А здесь все изменилось, не узнать. Была деревня, стал город. Стало. Было. И почти вся жизнь позади, между только двух слов. Чья, его самого? Или того, кто остался здесь навсегда, среди этих волн, южного пронзительного неба, заспанного то ли городишка, то ли деревни? Что он хочет понять? Возможно ли? Удастся найти, услышать? Яркое солнце над головой. Сегодня холодное.

Иван, Иван Сергеевич, сошел с разбитого автобуса. Следовало поискать, где остановиться. Лучше там, как можно ближе к морю. К пляжу, где когда-то все начиналось. К своей юности.

Жилье нашлось сразу и почти на самом берегу. В ноябре мало кто хочет отдыхать в Крыму, не сезон. Устроился быстро. Теперь туда, на берег, где стояла когда-то их маленькая старая зеленая палатка, в которой так сладко спалось и мечталось под мерный шум волн.

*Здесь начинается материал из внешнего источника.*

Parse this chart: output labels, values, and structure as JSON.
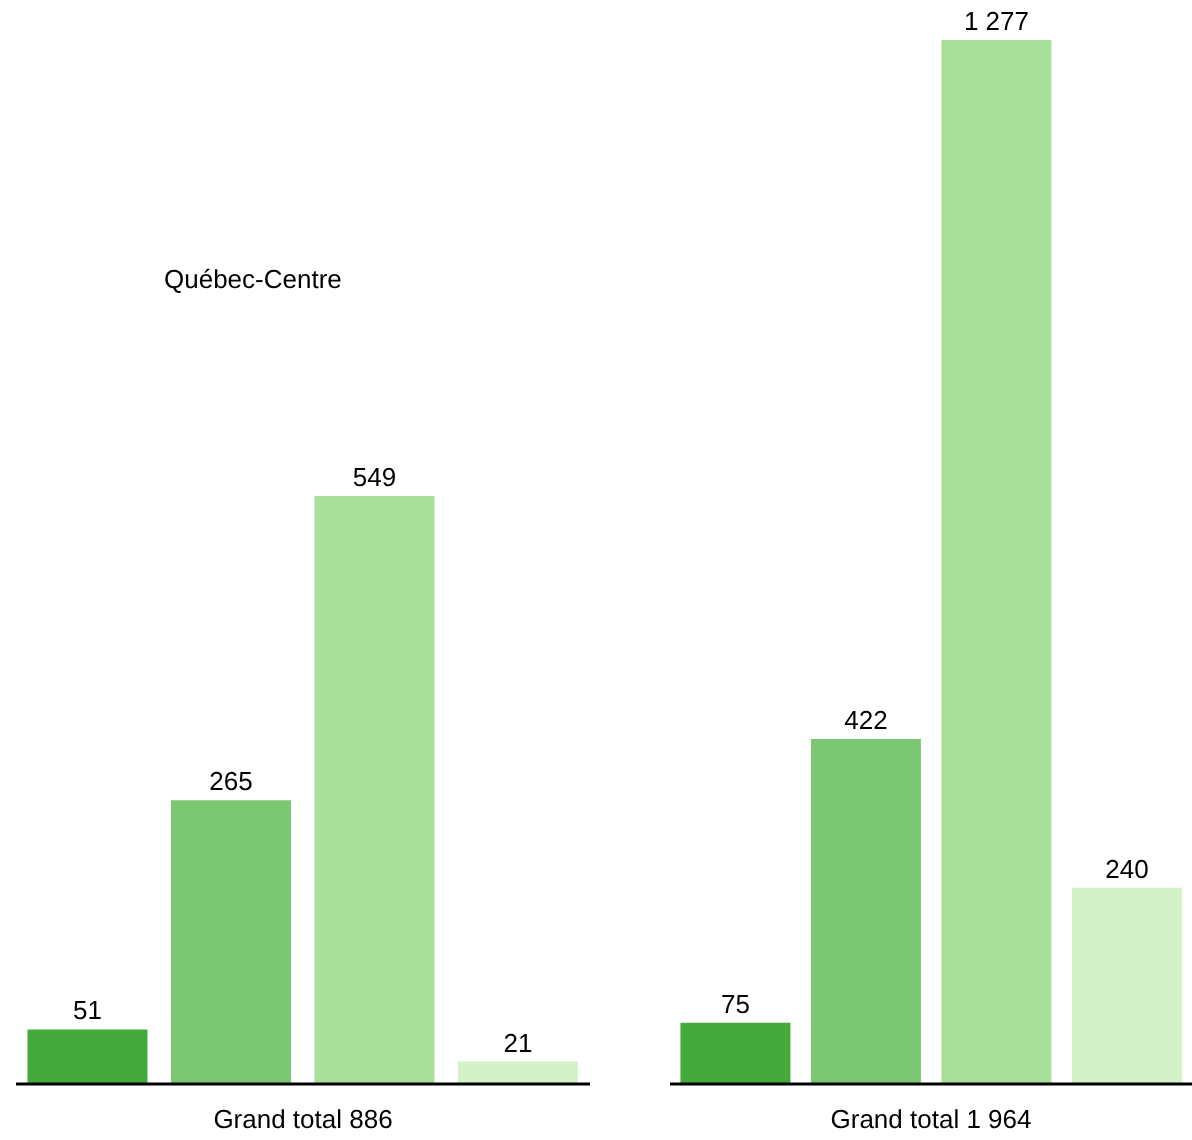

Узенькая улочка виляла среди разноцветных деревянных домов. Как тогда. Все как тогда, будто ничего ни для кого не изменилось, непривычно только идти одному. Иван спускался не торопясь, точно зная, что вон там, на следующем повороте, опять увидит море, раскалывающее о берег соленый холодный прибой.

Домик, совсем маленький, за голубым забором. А он, оказывается, многое забыл. Вот этого домика совсем не знает. Ничего удивительного, за столько-то лет! Или его тогда еще не было?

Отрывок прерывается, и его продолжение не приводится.